Uralvagonzavod: The history behind the heart of Russia’s tank industry

A T-34 tank on a pedestal. Made by the Uralvagonzavod plant during World War II. Source: Xenia Dranitsina / TASS

A T-34 tank on a pedestal. Made by the Uralvagonzavod plant during World War II. Source: Xenia Dranitsina / TASS

Just five years before Nazi Germany’s invasion of the USSR, the construction of a giant new tank factory was complete. Uralvagonzavod provided a strong production base for hastily evacuated factories from the Soviet Union’s European part.

A decision by the Soviet government in the early 1930s to extensively revamp the industrial district of the Urals would prove to be timely.

As plans for the new center took shape, local iron mines and blast furnaces were to produce raw material for new machine-building enterprises fitted with equipment that was bulk-bought from leading foreign companies. The authorities decided to build the country's largest railway carriage factory near the town of Nizhny Tagil. Building the cars was a laborious process that required advanced technology, skilled craftsmen and high quality raw materials, and since rolling stock was classed as a strategic resource, the Urals wagon plant (Uralwagonzavod) was founded as a key enterprise of the Soviet Union.

This major investment of resources quickly yielded results. Having purchased most of its rolling stock abroad before the 1917 revolution, with the lightning completion of the new plant in 1936 Soviet Russia suddenly emerged as one of the largest world manufacturers of railway equipment.

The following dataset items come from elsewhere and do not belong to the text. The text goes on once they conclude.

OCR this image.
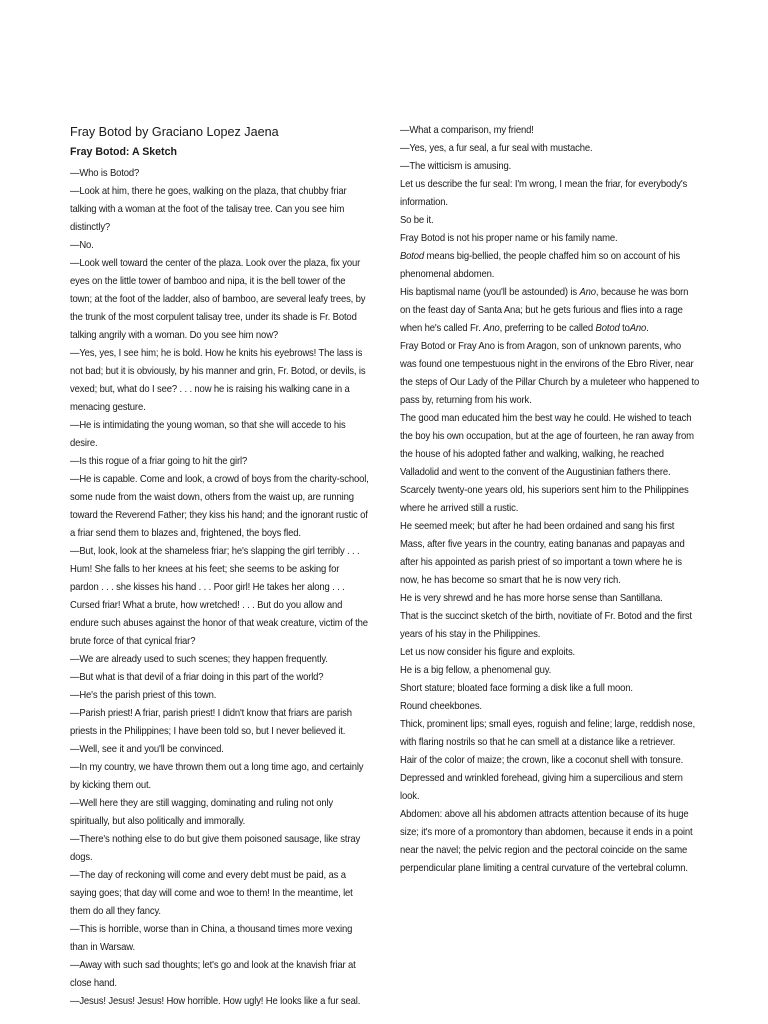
Fray Botod by Graciano Lopez Jaena

Fray Botod: A Sketch

—Who is Botod?

—Look at him, there he goes, walking on the plaza, that chubby friar talking with a woman at the foot of the talisay tree. Can you see him distinctly?

—No.

—Look well toward the center of the plaza. Look over the plaza, fix your eyes on the little tower of bamboo and nipa, it is the bell tower of the town; at the foot of the ladder, also of bamboo, are several leafy trees, by the trunk of the most corpulent talisay tree, under its shade is Fr. Botod talking angrily with a woman. Do you see him now?

—Yes, yes, I see him; he is bold. How he knits his eyebrows! The lass is not bad; but it is obviously, by his manner and grin, Fr. Botod, or devils, is vexed; but, what do I see? . . . now he is raising his walking cane in a menacing gesture.

—He is intimidating the young woman, so that she will accede to his desire.

—Is this rogue of a friar going to hit the girl?

—He is capable. Come and look, a crowd of boys from the charity-school, some nude from the waist down, others from the waist up, are running toward the Reverend Father; they kiss his hand; and the ignorant rustic of a friar send them to blazes and, frightened, the boys fled.

—But, look, look at the shameless friar; he's slapping the girl terribly . . . Hum! She falls to her knees at his feet; she seems to be asking for pardon . . . she kisses his hand . . . Poor girl! He takes her along . . . Cursed friar! What a brute, how wretched! . . . But do you allow and endure such abuses against the honor of that weak creature, victim of the brute force of that cynical friar?

—We are already used to such scenes; they happen frequently.

—But what is that devil of a friar doing in this part of the world?

—He's the parish priest of this town.

—Parish priest! A friar, parish priest! I didn't know that friars are parish priests in the Philippines; I have been told so, but I never believed it.

—Well, see it and you'll be convinced.

—In my country, we have thrown them out a long time ago, and certainly by kicking them out.

—Well here they are still wagging, dominating and ruling not only spiritually, but also politically and immorally.

—There's nothing else to do but give them poisoned sausage, like stray dogs.

—The day of reckoning will come and every debt must be paid, as a saying goes; that day will come and woe to them! In the meantime, let them do all they fancy.

—This is horrible, worse than in China, a thousand times more vexing than in Warsaw.

—Away with such sad thoughts; let's go and look at the knavish friar at close hand.

—Jesus! Jesus! Jesus! How horrible. How ugly! He looks like a fur seal.

—What a comparison, my friend!

—Yes, yes, a fur seal, a fur seal with mustache.

—The witticism is amusing.

Let us describe the fur seal: I'm wrong, I mean the friar, for everybody's information.

So be it.

Fray Botod is not his proper name or his family name.

Botod means big-bellied, the people chaffed him so on account of his phenomenal abdomen.

His baptismal name (you'll be astounded) is Ano, because he was born on the feast day of Santa Ana; but he gets furious and flies into a rage when he's called Fr. Ano, preferring to be called Botod toAno.

Fray Botod or Fray Ano is from Aragon, son of unknown parents, who was found one tempestuous night in the environs of the Ebro River, near the steps of Our Lady of the Pillar Church by a muleteer who happened to pass by, returning from his work.

The good man educated him the best way he could. He wished to teach the boy his own occupation, but at the age of fourteen, he ran away from the house of his adopted father and walking, walking, he reached Valladolid and went to the convent of the Augustinian fathers there.

Scarcely twenty-one years old, his superiors sent him to the Philippines where he arrived still a rustic.

He seemed meek; but after he had been ordained and sang his first Mass, after five years in the country, eating bananas and papayas and after his appointed as parish priest of so important a town where he is now, he has become so smart that he is now very rich.

He is very shrewd and he has more horse sense than Santillana.

That is the succinct sketch of the birth, novitiate of Fr. Botod and the first years of his stay in the Philippines.

Let us now consider his figure and exploits.

He is a big fellow, a phenomenal guy.

Short stature; bloated face forming a disk like a full moon.

Round cheekbones.

Thick, prominent lips; small eyes, roguish and feline; large, reddish nose, with flaring nostrils so that he can smell at a distance like a retriever.

Hair of the color of maize; the crown, like a coconut shell with tonsure.

Depressed and wrinkled forehead, giving him a supercilious and stern look.

Abdomen: above all his abdomen attracts attention because of its huge size; it's more of a promontory than abdomen, because it ends in a point near the navel; the pelvic region and the pectoral coincide on the same perpendicular plane limiting a central curvature of the vertebral column.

In the five years before the Nazi invasion of 1941, Uralvagonzavod produced more than 35,000 carriages, consistently beating the combined output of all other equivalent Soviet plants throughout the 1930s. However, in addition to the company’s main profile it had the additional task of serving as a ready platform for the rapid creation of industrial facilities in any location, from the production of concrete and electricity to communications.

A timely initiative

This concept was exactly what was needed in 1941, when the German-led invasion of the Soviet Union threatened the destruction or capture of the nation’s entire industrial capacity in the European part of the country. The loss of the Soviet defense plants would have been disastrous, so work began in the opening weeks of the war to dismantle and evacuate dozens of industrial enterprises to the Urals and Siberia, where they would be mainly turned over to military production. In August 1941, the Urals tank factory, one of the world’s largest, was created on the basis of Uralvagonzavod and 12 evacuated enterprises.

Within two months, workshops that previously built railway cars had switched to production of tanks. Altogether from 1941-45, the Urals plant built 25,000 armored vehicles for the Red Army, more than the total number produced by all of Germany’s factories in this period, and including half of the legendary T-34 battle tanks manufactured in the war years. Overall, the Urals region turned out nearly one third of the Soviet armored forces used in the war, as well as secondary products like aerial bombs, artillery carriages, metal aircraft fuselages, and also automobiles, which were another invaluable resource in military operations.

The heart of Soviet tank-building

After the war’s end it was decided not to relocate the evacuated facilities back to their original site. Instead, Ukraine and European Russia built new factories while Uralvagonzavod retained its status as the country's largest defense plant. Over its years of intensive work it gained unique experience in the design, construction and maintenance of tanks. These facilities became the nucleus of the Soviet school of tank building, one of the strongest in the world, and it was in Nizhny Tagil that the design strengths of the T-34 were developed in the subsequent T-44 and T-62 tanks. In the 1960s and 1970s, Uralvagonzavod engineers developed and produced the T-72, the largest armored vehicle of its time, which today remains the backbone of the armored forces of many countries.

A T-72B3 tank in a hangar at the Uralvagonzavod plant, 2014. Source: PhotoXPress

While the Urals plant never forgot its origins, and kept supplying the Soviet and Russian railway network with new carriages, the name Nizhny Tagil is primarily associated with tanks. Since the 2000s, Uralvagonzavod has made a double breakthrough in tank building. First it launched production of the new T-90 tank, equipped with a fully-stabilized 125-mm smoothbore gun that also fires anti-tank guided missiles, and which is also fitted with advanced optics, electronic warfare systems and reactive armor.

Russian T-90C tanks manufactured at the "Uralvagonzavod" plant in the city of Nizhny Tagil (the Urals) pictured ready for transportation to India by air, 1999. Source: Anatoly Semyokhin / TASS

But the main achievement of the Urals tank builders was the successful creation of the Armata, a fundamentally new type of tank-based universal platform, which is unrivalled in many aspects of its design. In total, Uralvagonzavod has built more than 100,000 tanks since 1941, making it the world's largest producer.